WASHINGTON — The White House is recommending the Democratic National Committee select Michigan to replace Iowa at the start of the 2024 presidential nominating contest, Politico reported Thursday.
Politico cited senior Democratic Party leaders that officials in President Joe Biden's administration were recommending Michigan become the first state in presidential nominating contests.
The White House did not immediately respond to a request for comment from The Detroit News.
Gov. Gretchen Whitmer, after meeting with Michigan lawmakers Thursday on Capitol Hill, said she did not have confirmation from the White House that the state had been chosen.
"I've always said Michigan voices are really important and I think an opportunity to weigh in earlier makes a lot of sense for a multiple of reasons," Whitmer told The News.
Michigan Democrats have been trying to get party leaders to ordain Michigan as the first state in the 2024 presidential primary schedule. A DNC subcommittee will meet Friday and Saturday to vote on which five states will vote before Super Tuesday. Michigan was one of 16 states and Puerto Rico that pitched the DNC in June on giving them one of the coveted positions.
U.S. Rep. Debbie Dingell, D-Mich., cautioned Thursday that no decision is official, with the DNC Rules and Bylaws Committee still to vote in the coming days. Then the full DNC still would have to adopt that recommendation when it meets in February, she said.
“We have to wait to see what the Rules and Bylaws Committee does," Dingell told the News. "We made a very good case and presentation."
“But remember this was a fight that (the late Sen.) Carl Levin started 20 years ago," Dingell added.
U.S. Rep. Dan Kildee, D-Mich., said Thursday he talked with Biden about making Michigan the first primary state on Tuesday during the president's trip to Bay City.
States who hold primaries early — such as Iowa and New Hampshire traditionally — are showered with campaign funds and national attention every election cycle as media, campaigns and political observers seek early indications on which way voters are leaning.
"It would be transformative," said Rep. Elissa Slotkin, D-Mich.
Michigan being the first primary state would contribute to new infrastructure and attention to the state's pressing issues, Slotkin said.
"It would be a huge deal," she said.
The DNC announced in April it would reopen its presidential nominating process after Iowa's bungled 2020 Democratic caucuses gave additional oxygen to complaints that the Midwest state doesn't represent the party's racial or economic diversity.
A group of Michigan Democrats speaking before the DNC's Rules and Bylaws Committee in Washington this summer argued that the state's racial diversity, rural-urban split and economic sectors represent the swath of voters needed for Democrats to win the general election in 2024. They also argued that nearly every Democratic candidate who won Michigan's presidential primary over the last four decades has gone on to win.
Rep.
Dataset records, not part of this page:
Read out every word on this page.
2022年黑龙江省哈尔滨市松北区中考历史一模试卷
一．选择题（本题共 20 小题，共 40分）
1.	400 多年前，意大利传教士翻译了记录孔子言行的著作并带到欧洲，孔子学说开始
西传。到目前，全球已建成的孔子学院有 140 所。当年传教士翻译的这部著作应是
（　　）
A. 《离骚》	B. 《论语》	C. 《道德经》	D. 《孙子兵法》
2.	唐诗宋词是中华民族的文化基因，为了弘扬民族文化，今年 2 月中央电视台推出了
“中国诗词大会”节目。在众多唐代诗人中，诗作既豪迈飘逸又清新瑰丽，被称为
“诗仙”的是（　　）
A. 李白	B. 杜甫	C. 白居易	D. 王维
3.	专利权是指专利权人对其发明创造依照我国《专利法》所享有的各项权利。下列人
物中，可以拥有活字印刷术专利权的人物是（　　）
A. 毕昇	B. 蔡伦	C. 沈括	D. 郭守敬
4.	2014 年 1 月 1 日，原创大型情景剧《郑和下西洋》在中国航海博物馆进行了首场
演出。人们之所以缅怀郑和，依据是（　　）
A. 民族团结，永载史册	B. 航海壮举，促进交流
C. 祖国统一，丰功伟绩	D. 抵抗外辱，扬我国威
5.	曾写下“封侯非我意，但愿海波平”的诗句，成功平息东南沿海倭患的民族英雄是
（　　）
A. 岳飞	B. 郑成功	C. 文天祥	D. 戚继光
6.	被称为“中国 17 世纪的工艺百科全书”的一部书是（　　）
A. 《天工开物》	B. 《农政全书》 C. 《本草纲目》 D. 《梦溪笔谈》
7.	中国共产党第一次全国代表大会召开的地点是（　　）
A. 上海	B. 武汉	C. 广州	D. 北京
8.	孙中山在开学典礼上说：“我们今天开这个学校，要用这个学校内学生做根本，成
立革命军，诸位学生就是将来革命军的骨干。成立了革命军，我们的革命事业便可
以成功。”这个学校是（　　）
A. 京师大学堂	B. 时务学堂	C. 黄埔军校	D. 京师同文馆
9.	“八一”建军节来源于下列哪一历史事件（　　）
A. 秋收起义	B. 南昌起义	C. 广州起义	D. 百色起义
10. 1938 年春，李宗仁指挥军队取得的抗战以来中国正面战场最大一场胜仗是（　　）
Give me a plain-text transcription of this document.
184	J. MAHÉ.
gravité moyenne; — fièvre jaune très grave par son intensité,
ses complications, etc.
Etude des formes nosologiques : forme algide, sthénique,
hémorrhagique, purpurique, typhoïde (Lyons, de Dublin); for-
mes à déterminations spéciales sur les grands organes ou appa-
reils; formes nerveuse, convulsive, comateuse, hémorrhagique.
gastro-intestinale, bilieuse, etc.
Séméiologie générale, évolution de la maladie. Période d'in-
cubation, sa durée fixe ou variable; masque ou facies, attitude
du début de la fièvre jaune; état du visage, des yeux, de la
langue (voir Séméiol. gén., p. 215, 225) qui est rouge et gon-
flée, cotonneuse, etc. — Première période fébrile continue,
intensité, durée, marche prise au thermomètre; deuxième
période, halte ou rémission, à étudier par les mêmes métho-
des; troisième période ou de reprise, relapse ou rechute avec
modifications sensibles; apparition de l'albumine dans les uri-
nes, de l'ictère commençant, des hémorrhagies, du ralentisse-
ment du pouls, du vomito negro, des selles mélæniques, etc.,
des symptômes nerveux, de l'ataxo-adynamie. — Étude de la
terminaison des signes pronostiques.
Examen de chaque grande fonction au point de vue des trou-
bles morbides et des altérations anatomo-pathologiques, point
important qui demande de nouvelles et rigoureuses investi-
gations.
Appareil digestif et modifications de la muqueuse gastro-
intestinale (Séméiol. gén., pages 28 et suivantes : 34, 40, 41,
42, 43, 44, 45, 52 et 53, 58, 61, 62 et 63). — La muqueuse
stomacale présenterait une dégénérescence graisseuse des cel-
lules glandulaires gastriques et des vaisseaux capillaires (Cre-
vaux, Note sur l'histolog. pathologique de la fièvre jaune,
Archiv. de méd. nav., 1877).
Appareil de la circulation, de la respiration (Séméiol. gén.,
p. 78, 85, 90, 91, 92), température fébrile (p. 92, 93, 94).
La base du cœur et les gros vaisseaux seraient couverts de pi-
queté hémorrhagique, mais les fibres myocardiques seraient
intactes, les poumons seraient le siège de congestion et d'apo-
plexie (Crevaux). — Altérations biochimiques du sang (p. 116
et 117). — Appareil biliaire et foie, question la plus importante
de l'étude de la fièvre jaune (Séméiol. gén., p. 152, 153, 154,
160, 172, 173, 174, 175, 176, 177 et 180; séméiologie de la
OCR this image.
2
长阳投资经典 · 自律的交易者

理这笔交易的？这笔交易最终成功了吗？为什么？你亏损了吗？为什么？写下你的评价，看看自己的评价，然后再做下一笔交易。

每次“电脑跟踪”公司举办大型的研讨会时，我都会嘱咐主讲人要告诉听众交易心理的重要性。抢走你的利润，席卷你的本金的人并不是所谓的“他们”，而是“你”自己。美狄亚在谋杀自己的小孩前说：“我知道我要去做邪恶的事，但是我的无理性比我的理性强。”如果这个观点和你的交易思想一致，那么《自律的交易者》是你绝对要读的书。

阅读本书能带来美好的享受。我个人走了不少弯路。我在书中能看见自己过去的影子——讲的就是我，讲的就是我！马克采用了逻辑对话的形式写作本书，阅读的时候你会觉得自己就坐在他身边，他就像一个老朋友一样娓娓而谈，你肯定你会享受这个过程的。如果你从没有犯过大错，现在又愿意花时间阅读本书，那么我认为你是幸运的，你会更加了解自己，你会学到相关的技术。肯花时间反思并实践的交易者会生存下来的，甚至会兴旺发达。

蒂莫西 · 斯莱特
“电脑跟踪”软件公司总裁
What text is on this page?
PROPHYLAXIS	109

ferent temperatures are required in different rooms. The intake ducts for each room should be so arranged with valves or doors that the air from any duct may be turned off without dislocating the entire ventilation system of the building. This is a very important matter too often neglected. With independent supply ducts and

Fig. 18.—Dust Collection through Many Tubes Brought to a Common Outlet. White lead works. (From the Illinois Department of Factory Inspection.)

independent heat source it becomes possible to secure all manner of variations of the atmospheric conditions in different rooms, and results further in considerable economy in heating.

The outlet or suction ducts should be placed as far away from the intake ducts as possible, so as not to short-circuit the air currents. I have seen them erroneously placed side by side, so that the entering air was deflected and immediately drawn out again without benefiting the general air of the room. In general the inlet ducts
Brenda Lawrence, D-Mich., and the delegation’s only Black American, said Tuesday that Michigan should surely go before Iowa because of the greater diversity it offers.
“Iowa does not represent our country and our diversity,” she said. “Even the economics. Just think about — there's no manufacturing, right? There is no R&D.”
Republicans, too, have supported the bid to move up Michigan's primary date. Earlier this week, the Republican-controlled Michigan state Senate voted to move the presidential primary from the second Tuesday in March to the second Tuesday in February.
“Michigan should have a very significant say in electing the next Republican as the next President of the United States," Michigan Republican Party Chairman Ron Weiser said Thursday in a statement.
However, it's unclear whether the Republican National Committee would be willing to make a similar move. Derek Muller, a professor at the University of Iowa College of Law, tweeted Tuesday that the Michigan bill would violate Republican National Committee rules that prohibit primaries before March 1 for states other than Iowa, New Hampshire, South Carolina and Nevada.
Rep. John Moolenaar, R-Mich., said he would be in favor of the change, as long as the state wouldn't lose Republican delegates to the party convention for voting on a different date than the Republican Party rules.
"I think it would be very exciting to be first in the country," he said.